EP buildings as propaganda
EP buildings as propaganda
This week, all Euro-MPs and their assistants received a letter from the Secretariat of the European Parliament. In the letter it was stated that from now on it would be forbidden to continue using abbreviations for the EP’s buildings, each of which is named after one of the European Union’s founders. By using these names in full we would be contributing to the name-recognition of these founders, which is of course important to a feeling of European togetherness. Can this get any dafter?
When you first arrive in the European Parliament, you’re pretty sure to get lost.
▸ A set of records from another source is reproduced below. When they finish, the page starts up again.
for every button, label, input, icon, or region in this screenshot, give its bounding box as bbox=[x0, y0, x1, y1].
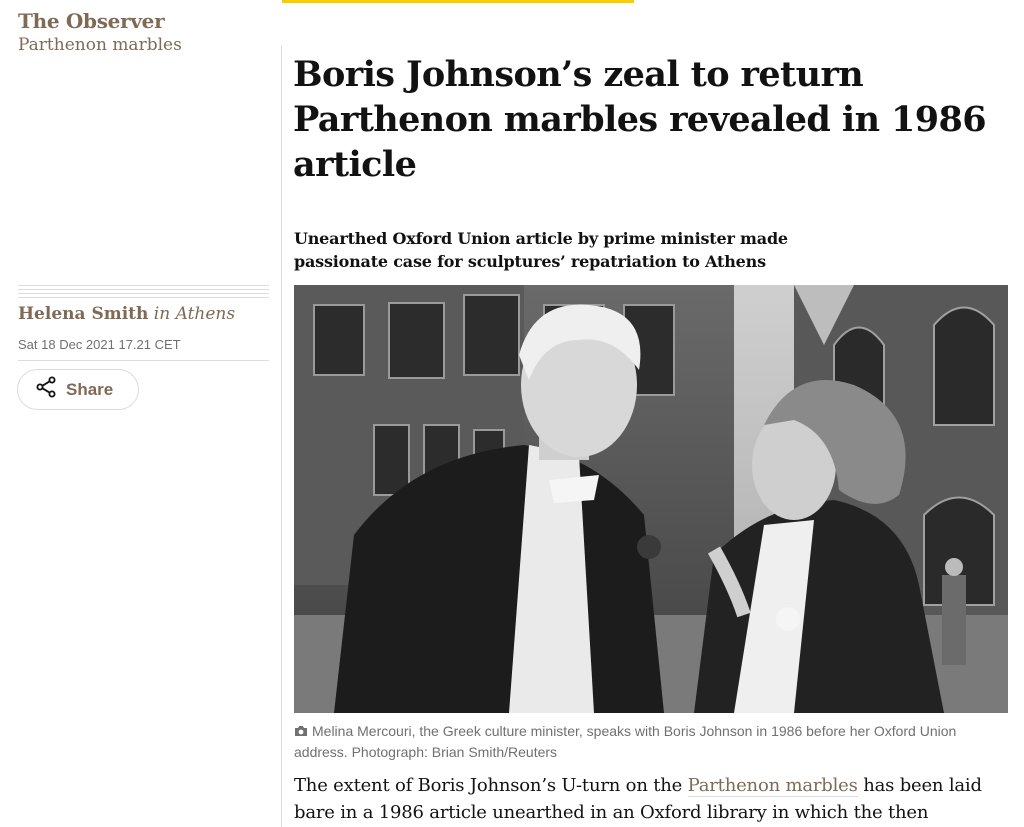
byline-location: in Athens bbox=[153, 304, 236, 324]
share-button[interactable]: Share bbox=[17, 369, 139, 410]
article-body-paragraph: The extent of Boris Johnson’s U-turn on … bbox=[294, 772, 1010, 826]
share-icon bbox=[34, 375, 58, 404]
series-name-link[interactable]: The Observer bbox=[18, 8, 182, 34]
caption-text: Melina Mercouri, the Greek culture minis… bbox=[294, 723, 957, 760]
publish-date[interactable]: Sat 18 Dec 2021 17.21 CET bbox=[18, 337, 181, 352]
camera-icon bbox=[294, 722, 308, 742]
main-photo bbox=[294, 285, 1008, 713]
byline: Helena Smith in Athens bbox=[18, 302, 235, 326]
series-header: The Observer Parthenon marbles bbox=[18, 8, 182, 56]
meta-divider-lines bbox=[18, 285, 269, 301]
article-headline: Boris Johnson’s zeal to return Parthenon… bbox=[293, 54, 987, 185]
column-divider bbox=[281, 46, 282, 827]
body-text-start: The extent of Boris Johnson’s U-turn on … bbox=[294, 775, 688, 796]
share-label: Share bbox=[66, 379, 114, 399]
author-link[interactable]: Helena Smith bbox=[18, 304, 148, 324]
series-topic-link[interactable]: Parthenon marbles bbox=[18, 34, 182, 56]
top-accent-bar bbox=[282, 0, 634, 3]
photo-caption: Melina Mercouri, the Greek culture minis… bbox=[294, 721, 1008, 762]
meta-separator bbox=[18, 360, 269, 361]
parthenon-marbles-link[interactable]: Parthenon marbles bbox=[687, 775, 858, 797]
article-standfirst: Unearthed Oxford Union article by prime … bbox=[294, 229, 788, 271]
The architect who designed the buildings was concerned principally with their immense size and didn’t really give much thought to the question of how you might most quickly and easily get from A to B.
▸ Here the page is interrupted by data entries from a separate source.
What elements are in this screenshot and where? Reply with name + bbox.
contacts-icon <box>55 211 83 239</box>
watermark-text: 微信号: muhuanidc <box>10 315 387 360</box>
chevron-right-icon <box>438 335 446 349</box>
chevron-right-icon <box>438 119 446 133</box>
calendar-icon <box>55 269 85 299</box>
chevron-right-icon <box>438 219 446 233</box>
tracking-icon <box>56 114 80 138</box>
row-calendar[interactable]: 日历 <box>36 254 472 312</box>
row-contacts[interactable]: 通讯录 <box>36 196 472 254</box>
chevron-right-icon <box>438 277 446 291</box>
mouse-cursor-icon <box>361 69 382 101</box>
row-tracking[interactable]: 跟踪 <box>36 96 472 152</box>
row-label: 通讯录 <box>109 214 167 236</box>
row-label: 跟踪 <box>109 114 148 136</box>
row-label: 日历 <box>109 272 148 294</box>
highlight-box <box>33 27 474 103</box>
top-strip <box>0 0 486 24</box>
The designers also considered that all of these different buildings, joined to each other by means of corridors great and small, ought to have different names. Each of the four principal buildings in Brussels carries the name of one of the European founding fathers (all of whom were indeed male): Spaak, Spinelli, Antall en Brandt. It was the designers’ fervent wish that young people would want to know just who these people were, which would then lead to fascinating discussions about European cooperation. In practice, however, the (Paul-Henri) Spaak building became the PHS building and (Altiero) Spinelli ASP. And so the entire planet descended into a fog, because who on earth knows what ASP stands for?
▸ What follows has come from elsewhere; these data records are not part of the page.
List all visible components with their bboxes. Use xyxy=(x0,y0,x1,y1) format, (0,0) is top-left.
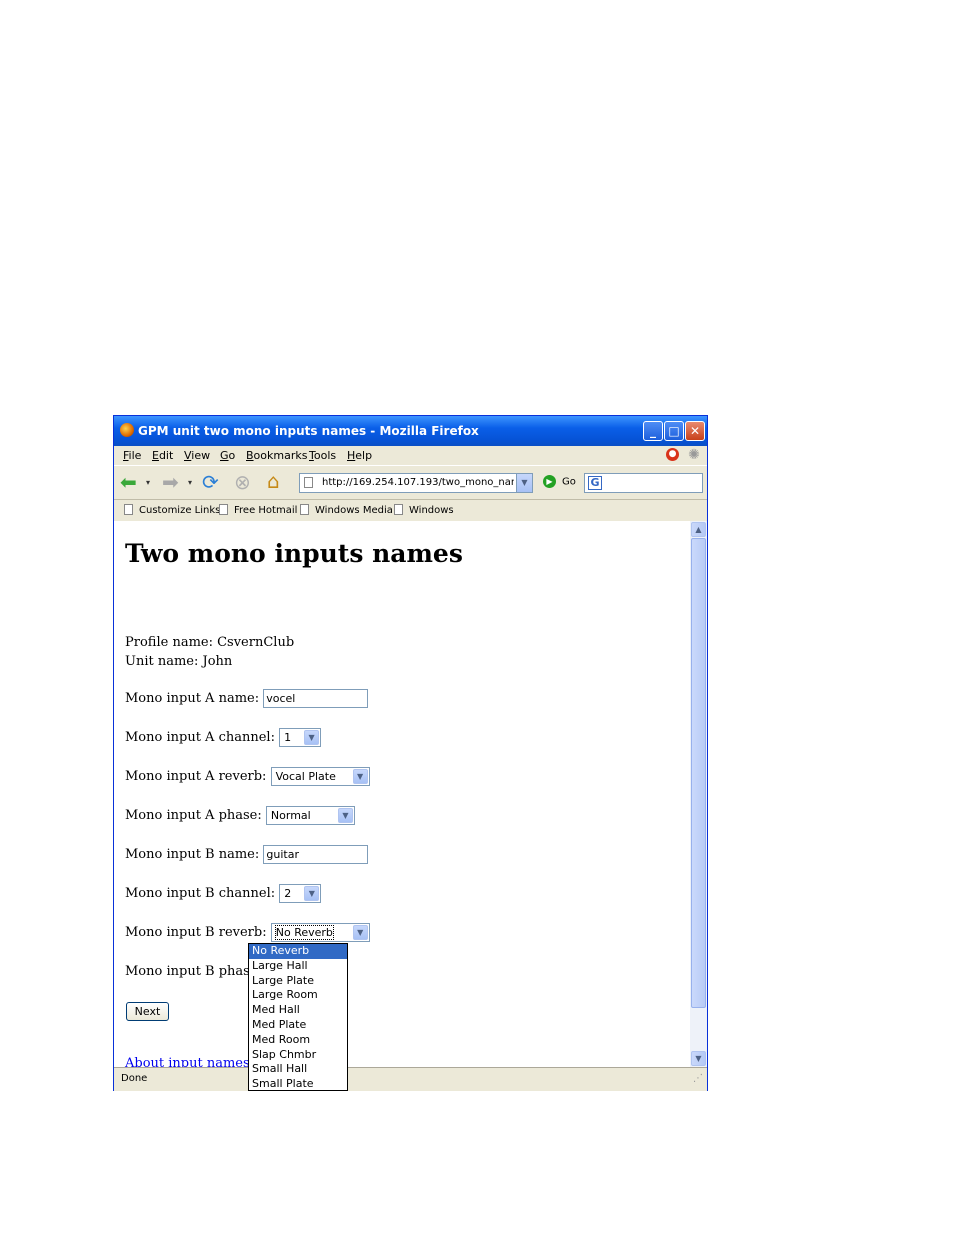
url-input[interactable]: http://169.254.107.193/two_mono_name.j xyxy=(322,474,514,492)
a-phase-select[interactable]: Normal ▼ xyxy=(265,806,355,825)
maximize-button[interactable]: □ xyxy=(664,421,684,441)
a-channel-row: Mono input A channel: 1 ▼ xyxy=(125,728,322,747)
title-bar[interactable]: GPM unit two mono inputs names - Mozilla… xyxy=(114,416,707,446)
b-name-label: Mono input B name: xyxy=(125,847,260,862)
resize-grip-icon[interactable]: ⋰ xyxy=(693,1073,703,1084)
b-reverb-label: Mono input B reverb: xyxy=(125,925,267,940)
status-bar: Done ⋰ xyxy=(114,1067,707,1091)
menu-bar: File Edit View Go Bookmarks Tools Help ●… xyxy=(114,446,707,465)
bookmark-windows-media[interactable]: Windows Media xyxy=(300,504,393,516)
back-history-icon[interactable]: ▾ xyxy=(146,472,150,494)
menu-edit[interactable]: Edit xyxy=(152,449,173,462)
menu-help[interactable]: Help xyxy=(347,449,372,462)
a-phase-label: Mono input A phase: xyxy=(125,808,262,823)
bookmark-free-hotmail[interactable]: Free Hotmail xyxy=(219,504,297,516)
a-reverb-select[interactable]: Vocal Plate ▼ xyxy=(270,767,370,786)
a-name-label: Mono input A name: xyxy=(125,691,260,706)
a-channel-label: Mono input A channel: xyxy=(125,730,275,745)
back-icon[interactable]: ⬅ xyxy=(120,471,137,493)
stop-icon[interactable]: ⊗ xyxy=(234,471,251,493)
b-phase-label: Mono input B phase: xyxy=(125,964,262,979)
a-name-input[interactable]: vocel xyxy=(263,689,369,708)
reverb-option[interactable]: Large Hall xyxy=(249,959,347,974)
next-button[interactable]: Next xyxy=(126,1002,169,1021)
throbber-icon: ✺ xyxy=(688,447,700,463)
a-phase-row: Mono input A phase: Normal ▼ xyxy=(125,806,355,825)
url-bar[interactable]: http://169.254.107.193/two_mono_name.j ▼ xyxy=(299,473,533,493)
a-channel-select[interactable]: 1 ▼ xyxy=(279,728,322,747)
unit-name-text: Unit name: John xyxy=(125,654,233,669)
bookmark-page-icon xyxy=(394,504,403,515)
forward-history-icon[interactable]: ▾ xyxy=(188,472,192,494)
menu-go[interactable]: Go xyxy=(220,449,235,462)
b-channel-label: Mono input B channel: xyxy=(125,886,276,901)
firefox-logo-icon xyxy=(120,423,134,437)
b-reverb-select[interactable]: No Reverb ▼ xyxy=(270,923,370,942)
a-reverb-row: Mono input A reverb: Vocal Plate ▼ xyxy=(125,767,370,786)
go-icon: ▶ xyxy=(543,475,556,488)
reverb-option[interactable]: Large Room xyxy=(249,988,347,1003)
chevron-down-icon[interactable]: ▼ xyxy=(352,769,368,784)
reverb-option[interactable]: Med Hall xyxy=(249,1003,347,1018)
page-icon xyxy=(304,477,313,488)
reverb-option[interactable]: Small Plate xyxy=(249,1077,347,1092)
page-title: Two mono inputs names xyxy=(125,539,463,568)
bookmark-customize-links[interactable]: Customize Links xyxy=(124,504,220,516)
menu-view[interactable]: View xyxy=(184,449,210,462)
search-box[interactable]: G xyxy=(584,473,703,493)
bookmark-page-icon xyxy=(219,504,228,515)
page-content: Two mono inputs names Profile name: Csve… xyxy=(114,521,690,1067)
menu-bookmarks[interactable]: Bookmarks xyxy=(246,449,307,462)
b-reverb-row: Mono input B reverb: No Reverb ▼ xyxy=(125,923,370,942)
reverb-option[interactable]: Med Plate xyxy=(249,1018,347,1033)
reverb-option[interactable]: Med Room xyxy=(249,1033,347,1048)
reverb-dropdown-list[interactable]: No Reverb Large Hall Large Plate Large R… xyxy=(248,943,348,1091)
reload-icon[interactable]: ⟳ xyxy=(202,471,219,493)
scroll-up-icon[interactable]: ▲ xyxy=(691,522,706,537)
vertical-scrollbar[interactable]: ▲ ▼ xyxy=(690,521,707,1067)
chevron-down-icon[interactable]: ▼ xyxy=(304,886,320,901)
chevron-down-icon[interactable]: ▼ xyxy=(337,808,353,823)
chevron-down-icon[interactable]: ▼ xyxy=(352,925,368,940)
scroll-thumb[interactable] xyxy=(691,538,706,1008)
b-name-row: Mono input B name: guitar xyxy=(125,845,369,864)
menu-tools[interactable]: Tools xyxy=(309,449,336,462)
scroll-down-icon[interactable]: ▼ xyxy=(691,1051,706,1066)
chevron-down-icon[interactable]: ▼ xyxy=(304,730,320,745)
a-reverb-label: Mono input A reverb: xyxy=(125,769,267,784)
stop-indicator-icon: ● xyxy=(666,448,679,461)
reverb-option[interactable]: Small Hall xyxy=(249,1062,347,1077)
b-channel-row: Mono input B channel: 2 ▼ xyxy=(125,884,322,903)
home-icon[interactable]: ⌂ xyxy=(267,470,280,492)
menu-file[interactable]: File xyxy=(123,449,141,462)
reverb-option[interactable]: No Reverb xyxy=(249,944,347,959)
go-button[interactable]: ▶ Go xyxy=(543,475,576,490)
b-channel-select[interactable]: 2 ▼ xyxy=(279,884,322,903)
minimize-button[interactable]: _ xyxy=(643,421,663,441)
status-text: Done xyxy=(121,1073,148,1084)
bookmarks-toolbar: Customize Links Free Hotmail Windows Med… xyxy=(114,499,707,522)
bookmark-page-icon xyxy=(124,504,133,515)
navigation-toolbar: ⬅ ▾ ➡ ▾ ⟳ ⊗ ⌂ http://169.254.107.193/two… xyxy=(114,465,707,500)
url-dropdown-icon[interactable]: ▼ xyxy=(516,474,532,492)
window-title: GPM unit two mono inputs names - Mozilla… xyxy=(138,424,479,438)
a-name-row: Mono input A name: vocel xyxy=(125,689,369,708)
forward-icon[interactable]: ➡ xyxy=(162,471,179,493)
b-name-input[interactable]: guitar xyxy=(263,845,369,864)
google-search-icon[interactable]: G xyxy=(588,476,602,490)
profile-name-text: Profile name: CsvernClub xyxy=(125,635,295,650)
close-button[interactable]: ✕ xyxy=(685,421,705,441)
reverb-option[interactable]: Slap Chmbr xyxy=(249,1048,347,1063)
reverb-option[interactable]: Large Plate xyxy=(249,974,347,989)
bookmark-windows[interactable]: Windows xyxy=(394,504,454,516)
browser-window: GPM unit two mono inputs names - Mozilla… xyxy=(113,415,708,1091)
about-input-names-link[interactable]: About input names xyxy=(125,1056,250,1067)
bookmark-page-icon xyxy=(300,504,309,515)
The measure proposed is senseless. Nobody is going to write out these names in full in a letter or an email, definitely not in these twitter times. I’ve got a better idea: let’s call the buildings after where they stand in relation to each other – North, East, West, South and so forth. And have the building services provide normal signposts, because it’s rather strange if, as things stand now, even Members of the European Parliament who have been working for two years in the EP, still have to ask the way.